- VCD cover
- Directed by: Sundeep Malani
- Written by: Dialogues: Sandeep Malani Mohan Shankar Dilip Malani
- Screenplay by: Dilip Malani
- Story by: Sundeep Malani
- Produced by: Prahalad Arasu Janu Arasu
- Starring: Diganth; Janu Arasu; Arjun; Smrti; Kiran; Badri; Danny; Karan; Karen; Sony;
- Cinematography: M. Selvam
- Edited by: Sanjeeva Reddy
- Music by: Michael Dayao Dr. Ravi Dattatreya Lokesh-Prakash
- Release date: 2 February 2007;
- Country: India
- Languages: Kannada English

= SMS 6260 =

Indian Kanglish language drama film

SMS 6260 is a 2007 Indian (Note: Although the film's CBFC certificate states that the film is Kannada, much of the film is in English.) drama film written and directed by Sundeep Malani. The film features an ensemble cast of Diganth, Janu, Arjun, Smrti, Kiran, Badri, Danny, Karan, Karen, and Sony. The film was released to mixed reviews and ran for fifty days.

== Cast ==

- Diganth Manchale as Roshan
- Janu as Janu
- Arjun as Mahesh
- Smrti as Tina
- Kiran Srinivas as Kiran
- Badrinath Krishnamurthy as DJ Badri
- Danny as Krishna
- Karan as Karan
- Karen as Chrissy
- Sony as Tressy
- Loy as Lal
- Prithvi as Prithvi
- Dattanna as Dattanna
- Jayalakshmi as Sarojamma
- Amithananda as Jay Darling

== Production ==
The film is directed by Sundeep Malani, who worked as an associate director for Miss California (2006) also starring Diganth and Janu. The film's lead characters talk to each other through SMS. The film also features dialogues spoken in Bengali, Kodava, Gujarati, Hindi, Konkani, Malayalam, Marathi, Punjabi, Tamil, Telugu and Tulu. The film was shot in Bangalore, Mangalore and Mysore.

== Soundtrack ==
The songs are composed by Michael Dayao, which features some English songs.

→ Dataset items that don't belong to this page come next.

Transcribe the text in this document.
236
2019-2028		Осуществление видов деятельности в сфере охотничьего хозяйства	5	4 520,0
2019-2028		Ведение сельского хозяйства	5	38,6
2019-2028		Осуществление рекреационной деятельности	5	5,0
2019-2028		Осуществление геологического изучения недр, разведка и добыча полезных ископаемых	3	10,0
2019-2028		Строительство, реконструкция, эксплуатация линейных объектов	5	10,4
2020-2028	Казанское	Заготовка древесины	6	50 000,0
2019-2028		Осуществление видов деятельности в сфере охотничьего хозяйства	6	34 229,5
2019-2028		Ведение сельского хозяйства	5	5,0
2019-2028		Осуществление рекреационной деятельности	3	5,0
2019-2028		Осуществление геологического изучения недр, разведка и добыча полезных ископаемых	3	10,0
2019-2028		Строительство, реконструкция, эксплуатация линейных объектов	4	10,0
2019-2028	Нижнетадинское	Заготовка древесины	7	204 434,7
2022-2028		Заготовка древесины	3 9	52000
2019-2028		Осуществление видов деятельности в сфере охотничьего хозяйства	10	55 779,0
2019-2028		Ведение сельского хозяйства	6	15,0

Dr. Ravi Dattatreya and Lokesh-Prakash each composed one song each. The song "Nodamma Hudugi" from Premaloka (1987) was reused in the film.

Track listing
| No. | Title | Lyrics | Singer(s) | Length |
|---|---|---|---|---|
| 1. | "Kannada Thayiya Madilalli" | Nagendra Prasad | Narayanan Ravindranarhan, K. S. Chithra | 2:10 |
| 2. | "Lovers Rhyme" | Michael Dayao | Michael Dayao | 3:02 |
| 3. | "Nodamma Hudugi" | Hamsalekha | S. P. Balasubrahmanyam, Latha Hamsalekha | 5:13 |
| 4. | "Shiradi Saibaba Sthuthi" | — | Dr. Jumna Dhanapati | 0:34 |
| 5. | "The Beautiful You" | Alex Yakolev | Gregory Cortsev, Elena Sylantieva | 5:55 |
| 6. | "This Is Me" | Michael Dayao | Michael Dayao | 2:56 |
| 7. | "This Is Me (Club Mix)" | Michael Dayao | Michael Dayao | 3:22 |
| 8. | "SMS 6260" | — | Instrumental | 1:00 |
| 9. | "Kannada Thaayiya Madilali" | Nagendra Prasad | Narayanan Ravindranarhan, Eshwar Prakash, Sandeep Malani, K. S. Chithra | 5:33 |
| Total length: |  |  |  | 29:45 |

== Reception ==
A critic from Chitraloka.com wrote that "It's a must watch for all the IT sector&software professionals, College youngsters and the class audience - not to forget, the kids of 6 years to the cross over of 60 years too". Film critic R. G. Vijayasarathy of IANS wrote that "Totally SMS 6260 can be a film for the new generation, though qualitatively it could have been improvised".